1868 yılında, 24 yaşında Paris’te yaşadığı evin sahibinin kızı 15 yaşındaki Clémence Boitard ile ilk evliliğini yapar. Çiftin altı çocuğu olur, ama sadece bir tanesi hayatta kalır.
1871 yılında Rousseau, şehre giren mallara gümrük vergisi koyan, Paris Geçiş Ücreti Servisi Octroi’da memur olarak işe girer ve Le Douanier (gümrükçü) lakabı da buradan gelir. Rousseau, imkanları olmadığı için hiç resim eğitimi almaz, kendi kendini yetiştirir. Ancak çok sonraları resmini geliştirmek ve tekniğini özelleştirmek için Felix Auguste Clement ve Jean-Leon Gerome’dan birkaç taktik öğrendiğini söyleyecektir. 1880 yılı öncesine ait bir tablosu ne yazık ki bulunmamaktadır; bilinen ilk resimleri onun amatörce çalıştığını gösterir.

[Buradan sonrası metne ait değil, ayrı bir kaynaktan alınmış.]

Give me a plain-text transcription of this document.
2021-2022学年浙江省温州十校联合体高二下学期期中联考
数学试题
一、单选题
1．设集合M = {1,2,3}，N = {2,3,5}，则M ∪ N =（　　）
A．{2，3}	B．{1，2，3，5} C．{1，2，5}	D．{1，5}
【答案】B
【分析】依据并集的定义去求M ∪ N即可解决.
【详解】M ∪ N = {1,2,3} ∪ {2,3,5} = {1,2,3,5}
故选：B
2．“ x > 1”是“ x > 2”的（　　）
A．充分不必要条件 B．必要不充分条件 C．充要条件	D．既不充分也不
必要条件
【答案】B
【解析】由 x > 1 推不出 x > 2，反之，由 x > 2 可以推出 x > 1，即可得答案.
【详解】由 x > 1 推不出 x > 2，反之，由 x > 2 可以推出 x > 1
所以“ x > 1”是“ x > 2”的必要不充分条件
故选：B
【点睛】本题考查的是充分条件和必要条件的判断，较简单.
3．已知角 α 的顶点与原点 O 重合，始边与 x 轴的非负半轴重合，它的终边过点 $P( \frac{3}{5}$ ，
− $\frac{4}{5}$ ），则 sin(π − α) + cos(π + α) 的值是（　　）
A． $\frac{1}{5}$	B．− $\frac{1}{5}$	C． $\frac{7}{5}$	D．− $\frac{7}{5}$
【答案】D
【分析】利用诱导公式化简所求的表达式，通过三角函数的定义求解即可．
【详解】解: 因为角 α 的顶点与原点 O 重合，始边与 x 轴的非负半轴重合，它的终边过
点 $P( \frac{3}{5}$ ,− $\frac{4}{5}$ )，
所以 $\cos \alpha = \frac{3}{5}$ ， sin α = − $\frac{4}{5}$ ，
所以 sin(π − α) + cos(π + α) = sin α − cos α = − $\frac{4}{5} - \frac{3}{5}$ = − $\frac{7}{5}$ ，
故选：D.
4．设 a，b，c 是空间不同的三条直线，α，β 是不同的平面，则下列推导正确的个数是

Rousseau, 1888 yılında ilk eşini kaybeder. 1893 yılında ise emekli olur; artık zamanının çoğunu resme ayırabilir. 1898 yılında ikinci evliliğini Josephine Noury ile yapar. Paris’teki Plaisance mahallesinde mütevazı bir hayatları vardır. Geçimini temin etmek için keman ve solfej dersleri, bir gazetenin satış müfettişliği, bölgenin yoksullarına hukuk müşavirliği gibi işler yapar. Karısının açtığı küçük kırtasiye dükkanında, komşularının portrelerini yaptığı gibi, resimlerini de satışa sunar. Rousseau bu dönemde kısa bir süre, bir belediye okulunda resim öğretmenliği yapar. Evlendikten 4 yıl sonra ikinci eşini de kaybeder.
Landspace, 1886
Rousseau, Société des Artistes Indépendants tarafından düzenlenen yıllık Bağımsızlar sergilerinde, 1886 ile 1890 yılları arasında 20 yapıtını sergiler. Ancak çok yoğun eleştirilere maruz kalır, alay edilir. Hatta Parisli bir gazeteci “Mösyö Rousseau gözleri kapalı ayaklarıyla boyuyor.” diye yazar.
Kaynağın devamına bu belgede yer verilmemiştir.